公務員並みの能力の人を雇おうと思ったら、この程度の賃金水準、というのを決めないと
民間も公務員も給与水準が下がり続けるのです。
本来、公務員は、
・仕事に見合った給与
・物価と生活水準に見合った給与、
・国家公務員と地方公務員の関係
・民間で働く方たちとの関係
を総合的に判断して決めると法で定められています。
公務員給与は、
・一定の職務を遂行するに足る能力がある人を
・公務員の中でも国と地方間での、必要以上の差が生じないよう
・民間給与との間で、国民に理解を得ていただけるよう、
・物価と生活水準に見合った額で
総合的な判断のもとで決めなければならないのです。
ところが、
今年の特別区の人事委員会の勧告の資料から、去年まで掲載されていた、
企業物価指数などが、無くなっていました。
令和6年の人事委員会勧告93ページ 労働経済関係資料にある企業物価指数
無くなってしまった令和7年の人事委員会勧告
そこで、国=人事院勧告を調べたところ、国では、既に、令和5年までで
労働関係資料を添付しなくなっていました。
企業物価の上下は、一足遅れて、その川下の消費者の購入する物品やサービス価格に影響します。

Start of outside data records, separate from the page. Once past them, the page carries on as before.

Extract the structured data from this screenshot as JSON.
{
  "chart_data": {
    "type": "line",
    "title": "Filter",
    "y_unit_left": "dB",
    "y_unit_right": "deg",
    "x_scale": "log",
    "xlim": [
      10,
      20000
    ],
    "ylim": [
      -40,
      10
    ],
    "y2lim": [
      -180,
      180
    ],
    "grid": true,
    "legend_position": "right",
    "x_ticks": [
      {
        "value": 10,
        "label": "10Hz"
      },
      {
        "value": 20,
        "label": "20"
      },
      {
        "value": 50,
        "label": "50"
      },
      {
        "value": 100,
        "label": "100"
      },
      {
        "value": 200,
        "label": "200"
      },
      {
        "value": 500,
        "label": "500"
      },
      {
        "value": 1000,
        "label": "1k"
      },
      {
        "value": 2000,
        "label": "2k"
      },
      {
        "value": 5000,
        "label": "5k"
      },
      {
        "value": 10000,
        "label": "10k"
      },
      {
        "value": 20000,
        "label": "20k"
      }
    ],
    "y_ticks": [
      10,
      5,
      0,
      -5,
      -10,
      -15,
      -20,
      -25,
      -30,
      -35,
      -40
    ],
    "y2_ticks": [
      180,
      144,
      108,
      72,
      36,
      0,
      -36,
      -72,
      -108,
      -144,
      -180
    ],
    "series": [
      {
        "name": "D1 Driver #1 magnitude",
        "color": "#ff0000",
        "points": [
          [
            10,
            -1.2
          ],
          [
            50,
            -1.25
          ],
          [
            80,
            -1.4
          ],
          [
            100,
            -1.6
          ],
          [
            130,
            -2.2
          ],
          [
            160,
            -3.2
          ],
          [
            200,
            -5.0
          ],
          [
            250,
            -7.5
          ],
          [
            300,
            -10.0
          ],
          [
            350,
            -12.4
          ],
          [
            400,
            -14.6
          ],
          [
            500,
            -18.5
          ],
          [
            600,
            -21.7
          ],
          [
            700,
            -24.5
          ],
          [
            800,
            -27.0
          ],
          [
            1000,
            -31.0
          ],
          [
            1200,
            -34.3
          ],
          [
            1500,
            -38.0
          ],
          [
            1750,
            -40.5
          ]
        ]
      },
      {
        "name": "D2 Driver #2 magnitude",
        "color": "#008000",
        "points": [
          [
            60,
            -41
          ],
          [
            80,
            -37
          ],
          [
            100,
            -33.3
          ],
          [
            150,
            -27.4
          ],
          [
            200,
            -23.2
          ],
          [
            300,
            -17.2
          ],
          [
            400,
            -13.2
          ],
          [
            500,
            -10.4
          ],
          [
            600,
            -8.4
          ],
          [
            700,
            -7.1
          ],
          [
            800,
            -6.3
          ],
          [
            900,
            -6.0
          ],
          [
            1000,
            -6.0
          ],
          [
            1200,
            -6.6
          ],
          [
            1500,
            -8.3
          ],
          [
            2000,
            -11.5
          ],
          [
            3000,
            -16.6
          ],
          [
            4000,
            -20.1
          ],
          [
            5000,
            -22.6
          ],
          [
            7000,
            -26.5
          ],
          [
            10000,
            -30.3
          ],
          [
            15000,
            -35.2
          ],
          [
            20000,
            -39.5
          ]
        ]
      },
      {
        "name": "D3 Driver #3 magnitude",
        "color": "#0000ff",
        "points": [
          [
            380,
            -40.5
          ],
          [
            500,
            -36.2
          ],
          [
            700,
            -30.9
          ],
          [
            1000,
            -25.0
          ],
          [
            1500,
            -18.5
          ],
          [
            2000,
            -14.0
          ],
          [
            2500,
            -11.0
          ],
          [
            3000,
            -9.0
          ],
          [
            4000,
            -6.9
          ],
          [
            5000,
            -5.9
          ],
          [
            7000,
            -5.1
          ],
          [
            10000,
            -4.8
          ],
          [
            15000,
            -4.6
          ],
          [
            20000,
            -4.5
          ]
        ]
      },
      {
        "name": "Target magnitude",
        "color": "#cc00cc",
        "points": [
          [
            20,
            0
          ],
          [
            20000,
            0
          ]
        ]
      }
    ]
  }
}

企業物価指数は、その後の消費者物価指数を占う、重要な指標なのに、
その重要な資料をなくしてしまったのです。
私には、今後も物価が上がる傾向が企業物価指数から明らかなところ
そこに、給与引き上げが十分でないことを、見えないよう、見せないよう、にしているように思えるのですが、みなさん、どうお考えになりますか?